Bilim, dünyanın bir ucunda ki bir kelebeğin kanat çırpışı sırasında meydana gelen havanın, dünyanın bir diğer ucuna kasırgalar şeklinde ulaştığını söyler, bizlerde yaşadığımız ülkelerde ki tüm sorunların ve olumsuzlukların da kaynağının bu sistem olduğunu, yaptıkları küçüklü büyüklü tüm fesatlarının ileriye dönük olarak ekini ve nesli yok eden kasırgalara dönüşeceğini gündemden düşürmemeli ve her fırsatta bu hakikatleri haykırmalıyız. Şeytanın mutlak şer olduğunu ve ondan sadır olan her şeyin de şer olacağını bilen Müslümanlar bulundukları coğrafyalarda hüküm süren süfyanilerin de tüm rezillik ve pisliklerin kaynağı olduğunu unutmamalıdır. İmam Humeyni’nin “Ayağınıza bir taş takılsa bunun büyük şeytan Amerika’dan bilin” sözü tam da bu noktada bizlere ve geleceğimize ışık tutmaktadır.
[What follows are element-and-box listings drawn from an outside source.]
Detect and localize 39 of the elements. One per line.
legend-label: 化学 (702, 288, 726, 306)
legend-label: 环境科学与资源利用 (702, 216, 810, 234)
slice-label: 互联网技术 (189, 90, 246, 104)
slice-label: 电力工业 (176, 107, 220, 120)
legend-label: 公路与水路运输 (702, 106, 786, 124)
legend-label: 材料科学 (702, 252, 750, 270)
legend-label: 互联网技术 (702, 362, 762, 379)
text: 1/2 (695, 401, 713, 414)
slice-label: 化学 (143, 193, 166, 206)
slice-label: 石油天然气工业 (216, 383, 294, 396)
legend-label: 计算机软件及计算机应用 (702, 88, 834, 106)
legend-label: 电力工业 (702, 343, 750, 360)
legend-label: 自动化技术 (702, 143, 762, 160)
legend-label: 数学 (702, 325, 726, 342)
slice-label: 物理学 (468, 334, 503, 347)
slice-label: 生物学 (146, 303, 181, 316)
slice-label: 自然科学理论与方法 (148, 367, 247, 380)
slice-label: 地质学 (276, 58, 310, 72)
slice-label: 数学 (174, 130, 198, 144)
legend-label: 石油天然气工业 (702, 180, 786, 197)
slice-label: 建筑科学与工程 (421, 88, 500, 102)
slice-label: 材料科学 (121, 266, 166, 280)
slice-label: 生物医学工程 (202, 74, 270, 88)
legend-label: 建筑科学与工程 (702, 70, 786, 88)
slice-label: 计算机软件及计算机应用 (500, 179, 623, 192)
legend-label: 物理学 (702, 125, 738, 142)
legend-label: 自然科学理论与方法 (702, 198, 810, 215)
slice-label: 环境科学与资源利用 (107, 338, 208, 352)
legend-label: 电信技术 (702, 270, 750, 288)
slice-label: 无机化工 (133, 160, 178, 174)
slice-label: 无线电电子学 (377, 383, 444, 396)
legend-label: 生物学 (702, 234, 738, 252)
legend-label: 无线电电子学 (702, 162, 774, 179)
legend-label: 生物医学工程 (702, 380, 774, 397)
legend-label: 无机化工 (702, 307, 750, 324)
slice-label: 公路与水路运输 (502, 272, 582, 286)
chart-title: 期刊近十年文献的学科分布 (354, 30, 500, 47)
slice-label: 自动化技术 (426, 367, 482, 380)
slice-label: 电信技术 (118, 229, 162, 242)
Bizler de dünya üzerindeki ve ülkemizdeki tüm zulüm ve zorbalıkların, yoksulluk ve düşmanlıkların, ahlaksızlık ve kinlerin müsebbibinin büyük şeytan Amerika ve onların yerli işbirlikçileri olduğunu her fırsatta dile getirmeli ve halklara 49’dan sonra 30’un değil, 50’nin geldiğini haykırmalıyız.
Konuyu daha fazla uzatmadan yazıyı burada bitiriyoruz. Başka bir yazımızda da, nasıl oluyor da ayağa takılan taştan tutunda, aklımıza gelen tüm zulüm ve pisliklerin kaynağının bu sistem olduğunu, örneklerle açıklamaya çalışacağız inşallah.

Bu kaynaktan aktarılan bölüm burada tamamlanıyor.